It's about zero-phase filtering.
First, the continuous-time response function $r(t)$ is an even-symmetric, noncausal filter so that its Fourier transform will be a zero-phase function; i.e.,
$R(\omega)$ is a real-valued function of frequency $\omega$.
Note that there's almost a mistake in the figure 13.1.1; the output should begin before $t=0$, even for a zero-phase filter. Because this is a non-causal filter, it will anticipate future inputs before they happen, and put out the response before $t=0$.

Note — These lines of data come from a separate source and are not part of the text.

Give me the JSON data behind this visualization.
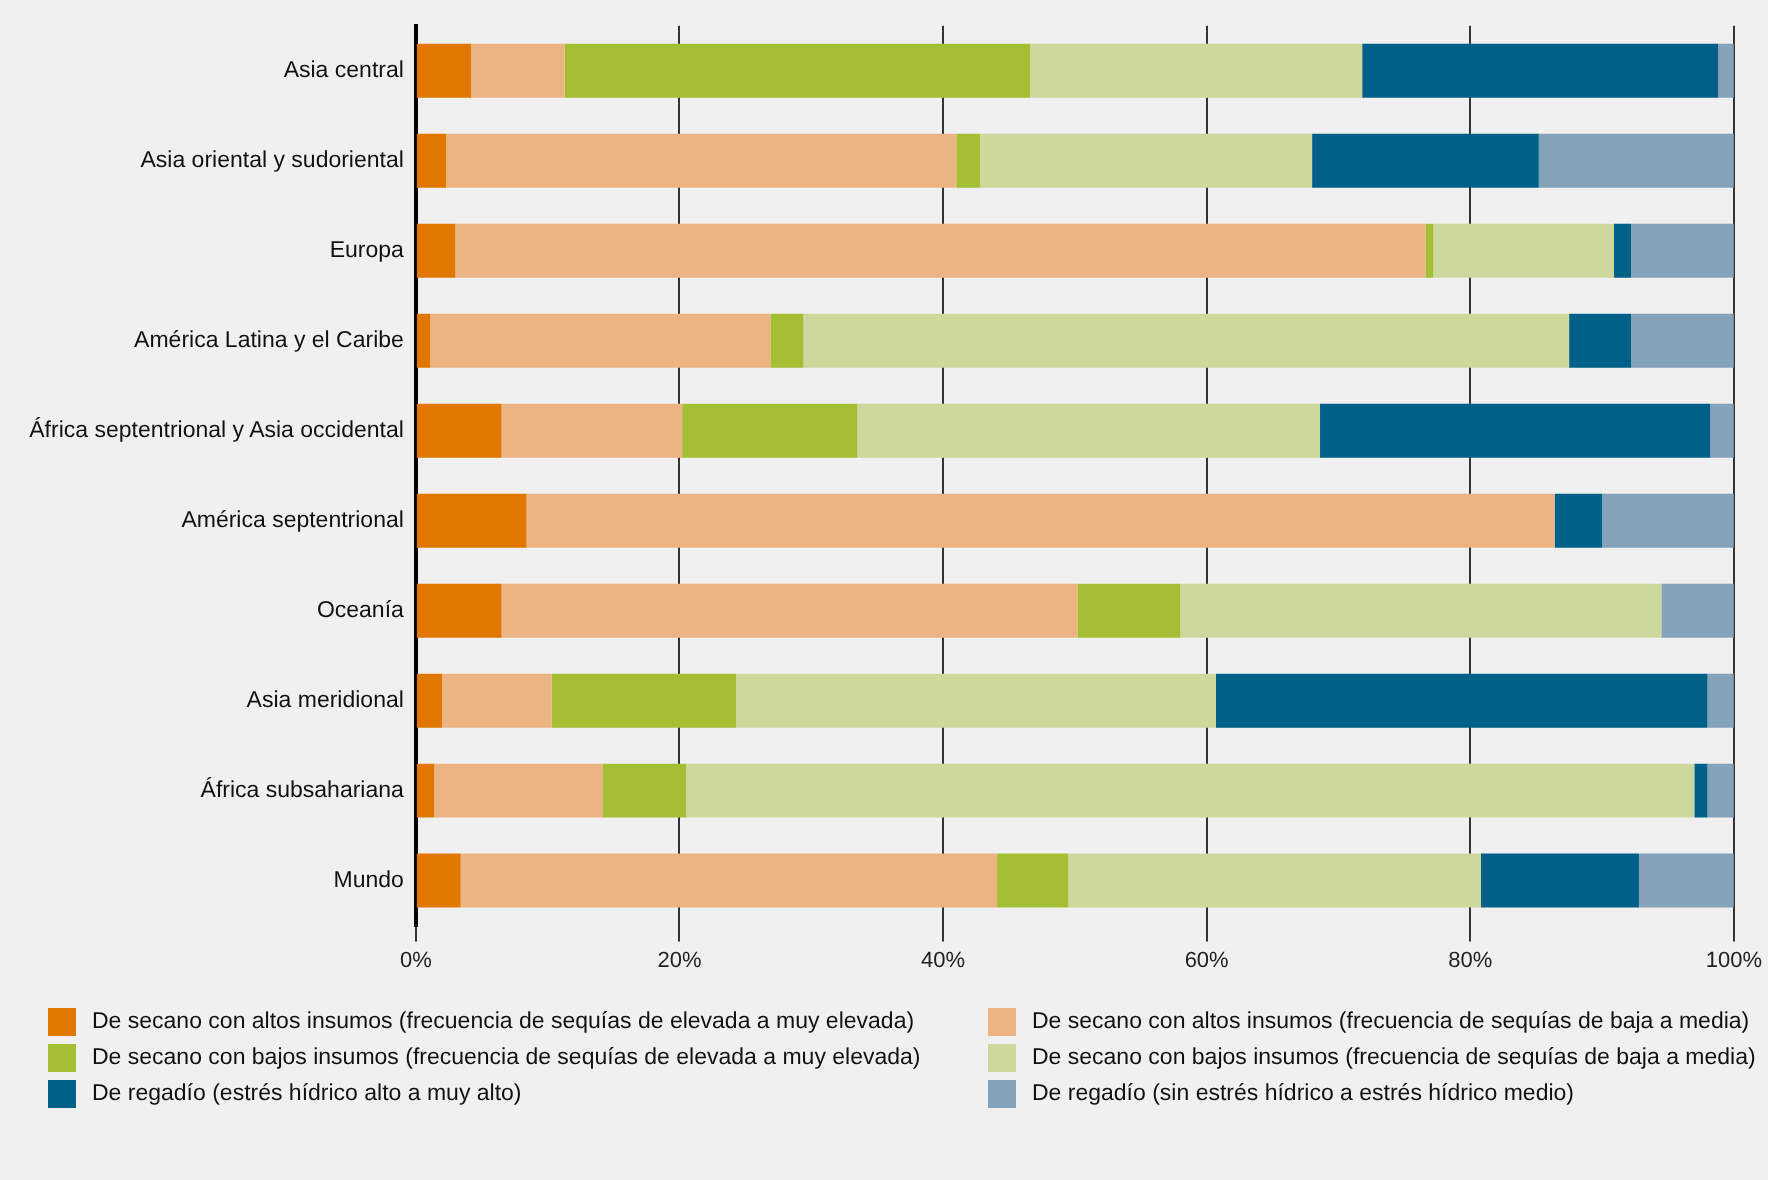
{
  "chart_data": {
    "type": "bar",
    "orientation": "horizontal",
    "stacked": true,
    "grid": "x",
    "legend": "bottom",
    "categories": [
      "Asia central",
      "Asia oriental y sudoriental",
      "Europa",
      "América Latina y el Caribe",
      "África septentrional y Asia occidental",
      "América septentrional",
      "Oceanía",
      "Asia meridional",
      "África subsahariana",
      "Mundo"
    ],
    "xlim": [
      0,
      100
    ],
    "xticks": [
      {
        "value": 0,
        "label": "0%"
      },
      {
        "value": 20,
        "label": "20%"
      },
      {
        "value": 40,
        "label": "40%"
      },
      {
        "value": 60,
        "label": "60%"
      },
      {
        "value": 80,
        "label": "80%"
      },
      {
        "value": 100,
        "label": "100%"
      }
    ],
    "series": [
      {
        "name": "De secano con altos insumos (frecuencia de sequías de elevada a muy elevada)",
        "color": "#e07800",
        "values": [
          4.2,
          2.3,
          3.0,
          1.1,
          6.5,
          8.4,
          6.5,
          2.0,
          1.4,
          3.4
        ]
      },
      {
        "name": "De secano con altos insumos (frecuencia de sequías de baja a media)",
        "color": "#edb483",
        "values": [
          7.1,
          38.7,
          73.6,
          25.8,
          13.7,
          78.0,
          43.7,
          8.3,
          12.8,
          40.7
        ]
      },
      {
        "name": "De secano con bajos insumos (frecuencia de sequías de elevada a muy elevada)",
        "color": "#a5bf34",
        "values": [
          35.3,
          1.8,
          0.6,
          2.5,
          13.3,
          0,
          7.8,
          14.0,
          6.3,
          5.4
        ]
      },
      {
        "name": "De secano con bajos insumos (frecuencia de sequías de baja a media)",
        "color": "#cdd89c",
        "values": [
          25.2,
          25.2,
          13.7,
          58.1,
          35.1,
          0,
          36.5,
          36.4,
          76.5,
          31.3
        ]
      },
      {
        "name": "De regadío (estrés hídrico alto a muy alto)",
        "color": "#006088",
        "values": [
          27.0,
          17.2,
          1.3,
          4.7,
          29.6,
          3.6,
          0,
          37.3,
          1.0,
          12.0
        ]
      },
      {
        "name": "De regadío (sin estrés hídrico a estrés hídrico medio)",
        "color": "#84a2ba",
        "values": [
          1.2,
          14.8,
          7.8,
          7.8,
          1.8,
          10.0,
          5.5,
          2.0,
          2.0,
          7.2
        ]
      }
    ]
  }
}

I think, however, they wanted to justify this condition, by shifting the input $s(t)$ sufficiently to the right (or assuming that $s(t)=0$ until $t=t_1$) so that the output response before $t=0$ will be zero anyway, and thus eventually we are interested at the output of the filter beginning from $t=0$.
Now, sample the signals $s(t)$ and $r(t)$ (assuming they are bandlimited) and obtain a sampled version of the continuous-time output by performing a discrete-time linear convolution, or equivalently use a DFT based efficient implementation of linear convolution by circular convolution of proper length.
If you choose the first approach, and perform direct discrete-time linear convolution using the sequences $s[n]$ and $r[n]$, then you won't need to shift anything. But remember that a practical implementation will still need some shifts to represent the noncausal impulse response $r[n]$ in the proper index frame.
But if you choose the second approach; using DFT to implement a linear filtering, you have two choices for the filter response $r[n]$ to be registered; (because in the DFT domain, there's no negative time-index $n$, and you are restricted to the range $0 \leq n < N$) first you can linearly shift $r[n]$ sufficiently right to make it a causal filter $r_c[n]$, and follow the procedure as usual; with this choice, the effective discrete-time filter loses its zero-phase (and zero group delay) property and your effective output begins at the group delay position index.
If, instead, you wrap the negative-index portion of $r[n]$ to its far right edge, in the DFT frame of $N$ samples, where $N$ is chosen properly to aviod aliasing in the time-domain to ensure that computed circular convolution will match the desired linear one, then you will maintain the zero-phase property of $r[n]$ while performing the DFT based convolution; your first output at $n=0$ will be what you would get at $t=0$ in the continuous-time case.